Student Question
In "The Bet," why did the lawyer renounce his rights to the money?
Quick answer:
In "The Bet," the lawyer renounces his rights to the money because he has grown indifferent to material wealth and human society after fifteen years of solitary confinement and extensive study. His newfound wisdom and contempt for humanity lead him to despise money, viewing it as corrupting and meaningless, thus making him reject the fortune he once sought.
It was a lucky thing that the prisoner decided not to claim the two million rubles, because the banker slipped into his room with the intention of murderiing him. The banker's conduct was proof of the corrupting power of money. Here he was planning to default on a bet after keeping a man prisoner for fifteen years, and not only planning to get out of paying the money, and planning to commit a murder, but also planning to pin the crime on an innocent man who would certainly get sent to Siberia for life.
"If I had the pluck to carry out my intention," thought the old man, "suspicion would fall first upon the watchman."
This assumption might or might not be correct. One would think that a lot of people would suspect the banker of killing his prisoner to get out of paying two million rubles. But perhaps the banker was influential enough to frame the poor watchman for his crime.
The lawyer initially made the bet because he wanted to win a fortune and live in luxury for the rest of his life. Once he found himself in solitary confinement, he realized that he would have to work hard at something in order to keep from going crazy.

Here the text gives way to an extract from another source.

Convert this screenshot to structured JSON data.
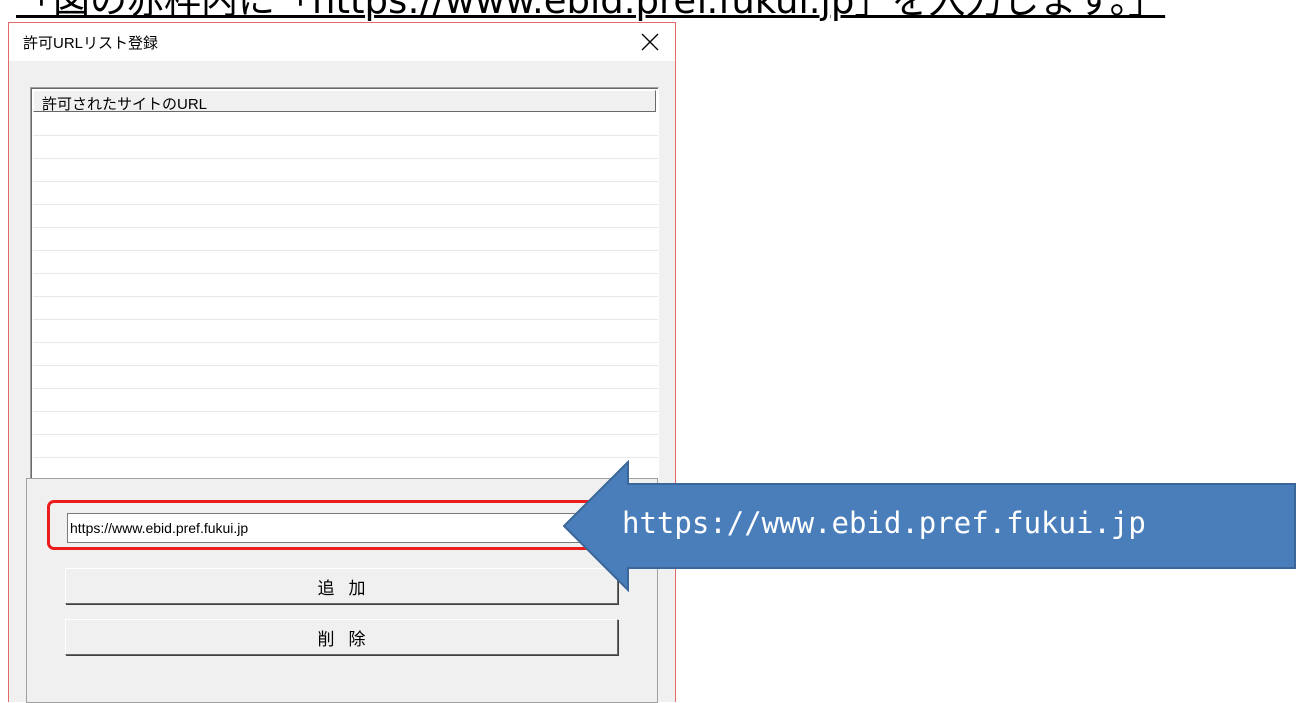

In the second half of the sixth year the prisoner began zealously studying languages, philosophy, and history. He threw himself eagerly into these studies--so much so that the banker had enough to do to get him the books he ordered. In the course of four years some six hundred volumes were procured at his request.
Chekhov is suggesting that fifteen years of solitary confinement, along with the study of the world's greatest thinkers, changed the lawyer into a man who was not only indifferent to money but indifferent to human society. No doubt he had become somewhat eccentric, but his indifference to material things was very much like that of people like Jesus, Buddha, Socrates, Gandhi, and Tolstoy.
In the letter he leaves behind him, the prisoner has written:
"Your books have given me wisdom. All the unresting thought of man has created in the ages is compressed into a small compass in my brain. I know that I am wiser than all of you."
Beginning by suffering from the absence of human society, the prisoner has come around to despising humanity and evidently planning to live out the rest of his life as a hermit.
The banker realizes that everything the prisoner writes about humanity is true of himself. He has spent his life dealing in money, thinking about money, worshipping money--and now he has grown old and has never found happiness or peace of mind. The prisoner's example makes him feel ashamed of himself.
At no other time, even when he had lost heavily on the Stock Exchange, had he felt so great a contempt for himself. When he got home he lay on his bed, but his tears and emotion kept him for hours from sleeping.
The bet the two men made at the party was a frivolous one, but it has had serious consequences for both. They have come to realize that there is something more important in life than money. The moral of "The Bet" might be stated in the words of one of the wisest men in history:
"Do not lay up for yourselves treasures on earth, where moth and rust destroy and where thieves break in and steal;
"But lay up for yourselves treasures in heaven, where neither moth nor rust destroys and where thieves do not break in and steal.
"For where your treasure is, there your heart will be also.